Deux sphères se trouvèrent ainsi constituées: une extérieure et une intérieure; l'extérieure, qui est la sphère de l'activité professionnelle, gouvernée par l'homme; l'intérieure, qui est la sphère de l'ordre et de la conservation, confiée à la femme, laquelle est devenue la maîtresse de maison, l'administratrice et, ainsi que l'exige l'économie basée sur l'argent, l'acheteuse. L'homme gagne, la femme dépense. Jadis la femme achetait bien de temps à autre un plat de cuisine, plus rarement un vêtement, exceptionnellement un meuble: c'est le mari qui avait affaire aux artisans, aux ouvriers. Aujourd'hui, la femme est la seule acheteuse, et elle achète à jet continu; les femmes remplissent les magasins, les rues et les moyens de transport des villes; elles font des commandes et des calculs, décorent, organisent, font construire.

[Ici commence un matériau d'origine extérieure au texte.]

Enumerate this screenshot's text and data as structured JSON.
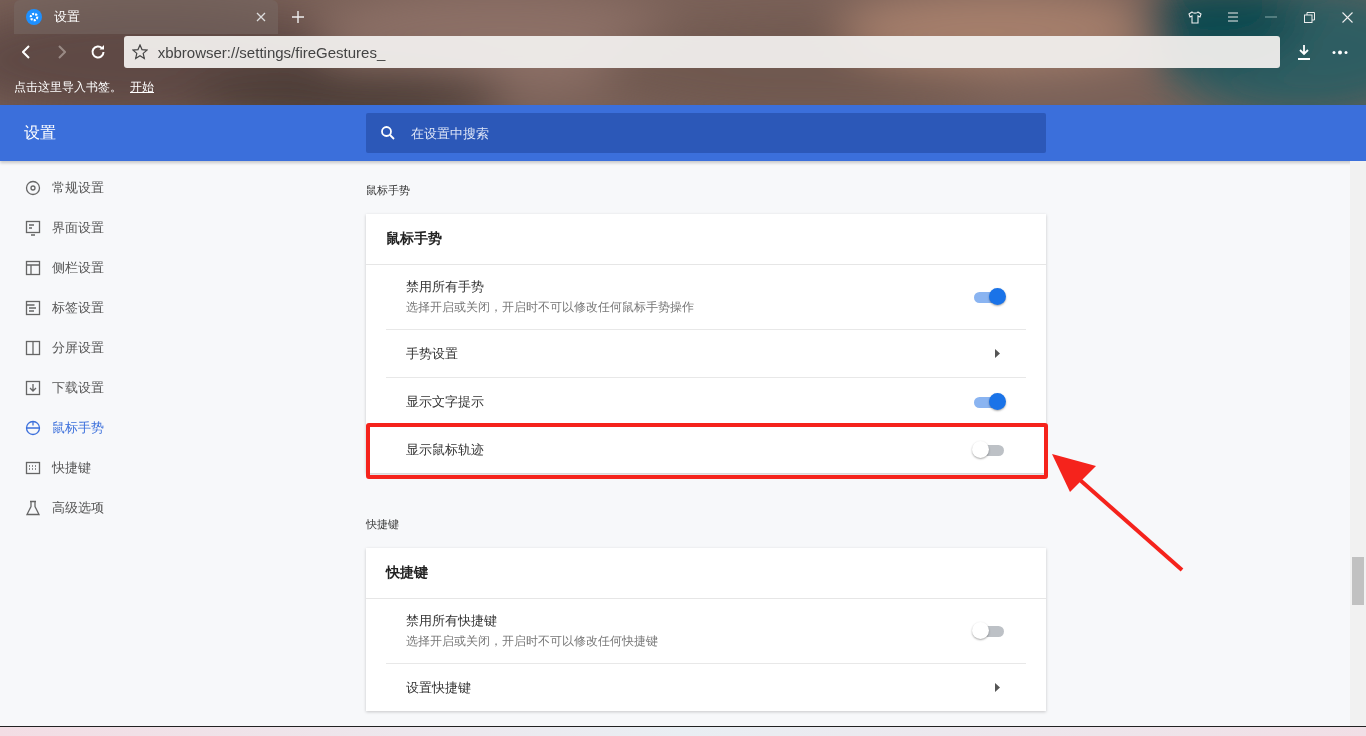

L'effrayante décadence des métiers manuels, qui se produit depuis quatre-vingts ans et que les plus sérieux efforts sont impuissants à enrayer, a pour cause moins la machine que la femme acheteuse. C'est qu'il manque à celle-ci le coup d'œil capable d'apercevoir dans ce qui est fait à la main les qualités de solidité, d'authenticité, d'adaptation parfaite à l'usage; elle manque également de fermeté pour vouloir le nécessaire, pour prendre des décisions irrévocables; elle est incapable de résister à la première impression, à la vague ressemblance avec l'authenticité, à l'occasion, à la brillante apparence, au calcul trompeur, au bavardage du vendeur. Toutes les honteuses habitudes du commerce de détail sont nées du fait qu'il ne s'adresse guère qu'aux femmes; ce qui exaspère l'homme qui a eu la malchance de s'égarer dans un magasin quelconque, constitue le plus souvent un moyen d'exploiter les faiblesses de la femme acheteuse. Disons encore ici en passant ce que nous avons exposé ailleurs avec plus de détails: depuis que les hommes professionnels ont, pour favoriser la femme, renoncé au sérieux de l'instruction; depuis que les salles de théâtres et de concerts, les collections de tableaux et les conférences sont devenus le domaine de la femme, depuis que les femmes sont devenues lectrices de livres et de débats, amies des artistes et protectrices de leurs œuvres, l'art et la critique d'art se sont à leur tour engagés sur la pente de la décadence et sont également menacés dans leur existence. La sentimentalité stérile de la littérature post-romantique a été le premier produit des salons, et c'est peut-être parce qu'ils ont eu l'intuition de ce rapport que les deux derniers esprits libres de notre époque, Schopenhauer et Nietzsche, ont conçu une hostilité à l'égard des femmes.